Nothing in there is worth spending money on without the proper care. I hate when stores do this, I've been in a few deli's that sold stogies and they had the temperature sky high and the humidity out of control. If you're going to make money off them at least invest in some basic knowledge and equipment. Once I saw in a gas station a box of Macanudo's that had been sitting out on a shelf just in the open, dry as a bone.


----------



## rottenzombie (Jun 11, 2007)

chippewastud79 said:


> Despite not needing any more cigars, I went to a local liquor store today because it was next to the sandwich shop I had lunch at. They had a sign that they now carry cigars. Curiosity got to me. I was expecting nothing but Dog Rockets on a counter-top display, but turns out they really had a walk-in humidor. I use the term humidor loosely as it was meerly two walls in the corner made of pine on top of the ceramic floor. Wasn't looking good, but I walked in for fun. Wow, felt like I walked into a rain forrest, I was suprised there wasn't water dripping down the window. I saw they had a few cigars that might be worth spending money on, AF's, Monte's, Ashton etc. Nothing high end or anything. As I was leaving, I realized that there was humidity gauge on one of the two humidifiers they had running non-stop, and it read 78% humidity. Nothing like extra squishy cigars.

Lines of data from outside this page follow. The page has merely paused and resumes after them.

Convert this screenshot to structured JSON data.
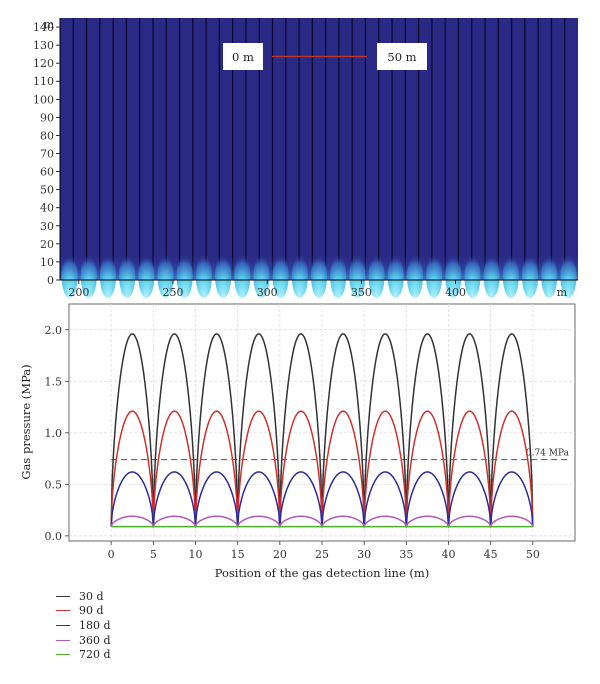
{
  "colors": {
    "map_background": "#2a2a86",
    "map_axis_line": "#000000",
    "map_contour": "#5fd2ee",
    "scale_bar_line": "#c0392b",
    "guide_line": "#555555",
    "grid": "#d9d9d9"
  },
  "chart_data": [
    {
      "type": "heatmap",
      "x_range": [
        190,
        465
      ],
      "y_range": [
        0,
        145
      ],
      "x_ticks": [
        200,
        250,
        300,
        350,
        400
      ],
      "y_ticks": [
        0,
        10,
        20,
        30,
        40,
        50,
        60,
        70,
        80,
        90,
        100,
        110,
        120,
        130,
        140
      ],
      "x_unit_label": "m",
      "y_unit_label": "m",
      "scale_bar": {
        "left_label": "0 m",
        "right_label": "50 m"
      },
      "line_count": 39,
      "hotspot_count": 27
    },
    {
      "type": "line",
      "xlabel": "Position of the gas detection line (m)",
      "ylabel": "Gas pressure (MPa)",
      "xlim": [
        -5,
        55
      ],
      "ylim": [
        -0.05,
        2.25
      ],
      "x_ticks": [
        0,
        5,
        10,
        15,
        20,
        25,
        30,
        35,
        40,
        45,
        50
      ],
      "y_ticks": [
        "0.0",
        "0.5",
        "1.0",
        "1.5",
        "2.0"
      ],
      "grid": true,
      "period": 5,
      "base_value": 0.09,
      "reference_line": {
        "y": 0.74,
        "label": "0.74 MPa"
      },
      "series": [
        {
          "name": "30 d",
          "peak": 1.96,
          "color": "#333333"
        },
        {
          "name": "90 d",
          "peak": 1.21,
          "color": "#d0312d"
        },
        {
          "name": "180 d",
          "peak": 0.62,
          "color": "#2c2b9e"
        },
        {
          "name": "360 d",
          "peak": 0.19,
          "color": "#b05ab5"
        },
        {
          "name": "720 d",
          "peak": 0.09,
          "color": "#4caf2a"
        }
      ]
    }
  ]
}
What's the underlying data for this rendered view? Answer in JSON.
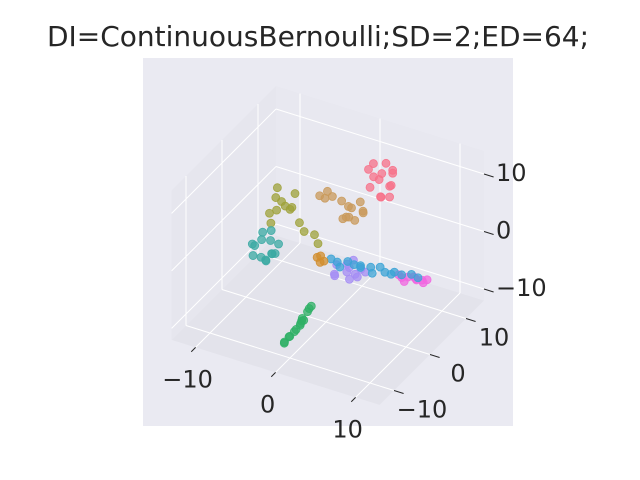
{
  "chart_data": {
    "type": "scatter3d",
    "title": "DI=ContinuousBernoulli;SD=2;ED=64;",
    "xlim": [
      -13,
      13
    ],
    "ylim": [
      -14,
      15
    ],
    "zlim": [
      -12,
      14
    ],
    "xticks": [
      {
        "value": -10,
        "label": "−10"
      },
      0,
      10
    ],
    "yticks": [
      {
        "value": -10,
        "label": "−10"
      },
      0,
      10
    ],
    "zticks": [
      {
        "value": -10,
        "label": "−10"
      },
      0,
      10
    ],
    "grid": true,
    "series": [
      {
        "color": "#f7718a",
        "x": [
          1.2,
          2.5,
          3.1,
          1.8,
          0.9,
          2.9,
          3.6,
          2.1,
          1.5,
          3.3,
          2.6,
          1.0,
          2.8,
          3.9
        ],
        "y": [
          10.5,
          9.2,
          10.8,
          11.5,
          9.8,
          8.7,
          10.1,
          12.0,
          8.9,
          11.2,
          9.5,
          11.0,
          12.3,
          9.0
        ],
        "z": [
          9.5,
          8.1,
          6.2,
          7.4,
          8.8,
          5.6,
          7.0,
          9.0,
          6.5,
          8.3,
          4.9,
          6.8,
          7.9,
          5.8
        ]
      },
      {
        "color": "#c99a5b",
        "x": [
          -0.5,
          0.4,
          -1.2,
          0.1,
          -0.9,
          0.8,
          -1.6,
          -0.2,
          -2.8,
          -3.6,
          -4.3,
          -4.0,
          0.6,
          -1.0
        ],
        "y": [
          8.2,
          7.1,
          8.9,
          9.3,
          7.6,
          8.5,
          7.9,
          6.8,
          8.0,
          8.4,
          7.8,
          8.6,
          9.0,
          6.9
        ],
        "z": [
          2.5,
          1.4,
          2.0,
          3.1,
          1.1,
          2.3,
          3.4,
          1.9,
          3.6,
          3.9,
          3.2,
          2.4,
          1.6,
          1.2
        ]
      },
      {
        "color": "#9ea13a",
        "x": [
          -6.5,
          -5.2,
          -4.8,
          -6.0,
          -5.5,
          -7.2,
          -4.4,
          -6.8,
          -5.0,
          -3.5,
          -2.6,
          -1.8,
          -1.0,
          -5.9
        ],
        "y": [
          0.5,
          -0.8,
          1.2,
          2.0,
          -1.5,
          0.3,
          -0.2,
          1.6,
          2.5,
          0.4,
          -0.3,
          0.8,
          0.0,
          -2.2
        ],
        "z": [
          6.5,
          7.2,
          5.1,
          4.3,
          6.0,
          3.6,
          5.8,
          7.4,
          6.6,
          3.5,
          2.8,
          1.9,
          1.2,
          4.0
        ]
      },
      {
        "color": "#3ba9a3",
        "x": [
          -8.5,
          -7.0,
          -6.2,
          -8.9,
          -7.8,
          -6.6,
          -9.3,
          -7.4,
          -6.0,
          -8.1,
          -7.2,
          -9.0,
          -6.8,
          -8.3
        ],
        "y": [
          1.0,
          -1.2,
          0.6,
          -0.5,
          2.1,
          -2.0,
          0.2,
          1.5,
          -0.8,
          -1.8,
          0.9,
          2.4,
          -0.3,
          0.4
        ],
        "z": [
          -2.0,
          -3.5,
          -1.5,
          -4.0,
          -0.8,
          -3.0,
          -2.6,
          -4.3,
          -2.2,
          -1.1,
          -3.8,
          -1.8,
          -0.6,
          -4.6
        ]
      },
      {
        "color": "#2fb066",
        "x": [
          -1.5,
          -1.1,
          -0.8,
          -0.4,
          0.0,
          0.3,
          0.6,
          0.9,
          1.2,
          1.5,
          1.85,
          -1.3,
          0.1,
          1.0
        ],
        "y": [
          -8.2,
          -7.6,
          -8.5,
          -7.9,
          -8.3,
          -7.7,
          -8.1,
          -8.6,
          -7.8,
          -8.0,
          -8.2,
          -8.7,
          -7.4,
          -8.4
        ],
        "z": [
          -11.0,
          -10.2,
          -9.6,
          -8.9,
          -8.1,
          -7.3,
          -6.5,
          -5.6,
          -4.8,
          -4.0,
          -3.3,
          -10.8,
          -7.9,
          -6.0
        ]
      },
      {
        "color": "#a48cf4",
        "x": [
          1.5,
          2.4,
          3.2,
          4.0,
          2.8,
          1.9,
          3.6,
          4.5,
          2.2,
          3.0,
          4.2,
          1.2
        ],
        "y": [
          -1.0,
          0.5,
          -0.6,
          0.8,
          1.4,
          -1.8,
          0.1,
          -1.3,
          0.9,
          -0.2,
          1.6,
          0.3
        ],
        "z": [
          -2.4,
          -1.2,
          -2.8,
          -1.6,
          -0.9,
          -2.0,
          -2.2,
          -1.4,
          -2.9,
          -1.1,
          -2.5,
          -1.7
        ]
      },
      {
        "color": "#f166e0",
        "x": [
          9.0,
          9.6,
          10.2,
          10.8,
          11.4,
          12.0,
          12.5,
          10.0,
          11.0,
          12.2
        ],
        "y": [
          0.2,
          -0.3,
          0.1,
          0.4,
          -0.2,
          0.0,
          0.3,
          -0.5,
          0.5,
          -0.1
        ],
        "z": [
          0.0,
          0.1,
          0.2,
          0.3,
          0.4,
          0.5,
          0.6,
          -0.3,
          0.0,
          0.2
        ]
      },
      {
        "color": "#3ba3d6",
        "x": [
          0.5,
          1.5,
          2.5,
          3.5,
          4.5,
          5.5,
          6.5,
          7.5,
          8.5,
          9.5,
          10.5,
          11.5,
          2.0,
          4.0,
          6.0,
          8.0
        ],
        "y": [
          0.3,
          -0.2,
          0.5,
          0.0,
          -0.4,
          0.2,
          0.6,
          -0.3,
          0.1,
          -0.1,
          0.4,
          0.0,
          -0.6,
          0.7,
          -0.5,
          0.3
        ],
        "z": [
          -1.0,
          -0.8,
          -0.7,
          -0.5,
          -0.3,
          -0.2,
          0.0,
          0.1,
          0.3,
          0.4,
          0.6,
          0.7,
          -1.2,
          -0.9,
          -0.6,
          -0.4
        ]
      },
      {
        "color": "#d18d2c",
        "x": [
          -1.2,
          -0.6,
          -0.9,
          -0.3
        ],
        "y": [
          0.2,
          -0.3,
          0.5,
          0.1
        ],
        "z": [
          -1.4,
          -1.7,
          -1.2,
          -1.6
        ]
      }
    ]
  }
}
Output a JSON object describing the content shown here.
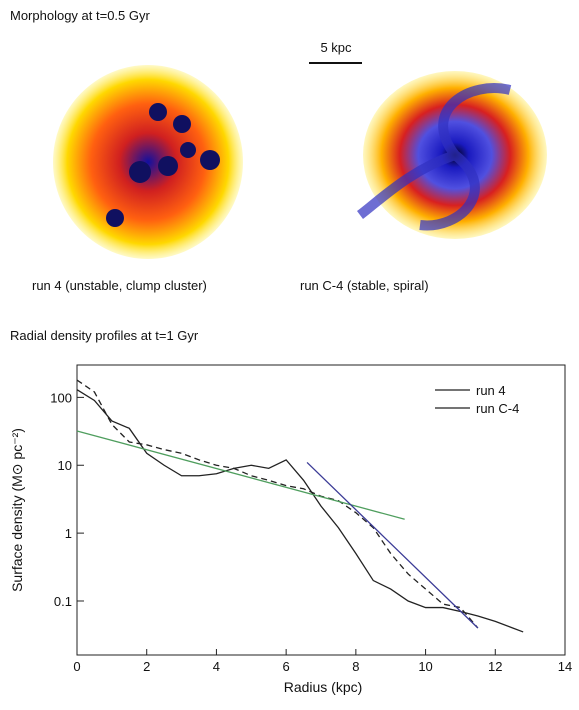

Mmmmmm extra squishy cigars ,, My favorite  :r:r


----------



## Troop_lee (Aug 10, 2007)

My local ABC Liquor Store has a really nice walk in humidor with a great selection of cigars (at reasonable prices). They also keep the RH at 70%. I know what you mean though about dog rockets and improperly cared for sticks. That how I see them at Most Liquor stores.


----------



## Tuxguy (Jun 5, 2007)

Troop_lee said:


> My local ABC Liquor Store has a really nice walk in humidor with a great selection of cigars (at reasonable prices). They also keep the RH at 70%. I know what you mean though about dog rockets and improperly cared for sticks. That how I see them at Most Liquor stores.


Yep when I lived in Florida the ABC by me had a nice walk in with sales all the time and they were perfect consistance


----------



## RPB67 (Mar 26, 2005)

Make a nice sponge to wash the car with.


----------



## vintagejc (Oct 7, 2007)

There is a store here called Total Wine that has a great selection and a well maintained humidor. It's like a mega store for wine, beer, liquor and cigars.


----------



## Tricker-cl (Jun 22, 2007)

Thats how I like my women also, squishy and hot!!


----------



## Marlboro Cigars-cl (Feb 19, 2007)

I once bought a pair of Double Chateaus from a Liquor Store.
Didn't taste quite the same; never again..


----------



## Cigary (Oct 19, 2007)

Same here in the Marietta, Ga. area,,,love their prices on both wine and cigars.


----------



## icehog3 (Feb 20, 2005)

TRicker said:


> Thats how I like my women also, squishy and hot!!


Stay away from Bea Arthur.


----------



## vstrommark (Oct 25, 2007)

icehog3 said:


> Stay away from Bea Arthur.


There's a Rodney Carrington joke hiding in there some place.

[if you have never heard of him, google is your friend]


----------



## dayplanner (Dec 11, 1997)

that isn't necessarily a bad thing. If you like to beat your kids with a nice fat stogie, i've found its better to use a more moist cigar. A dry stogie cracks and falls apart (and of course, leaves bruises.)

I personally use a Montecristo white churchill stored at constant 75% RH. I keep it in the basement where its cold to prevent mold though, dont want it hurting the kids.


----------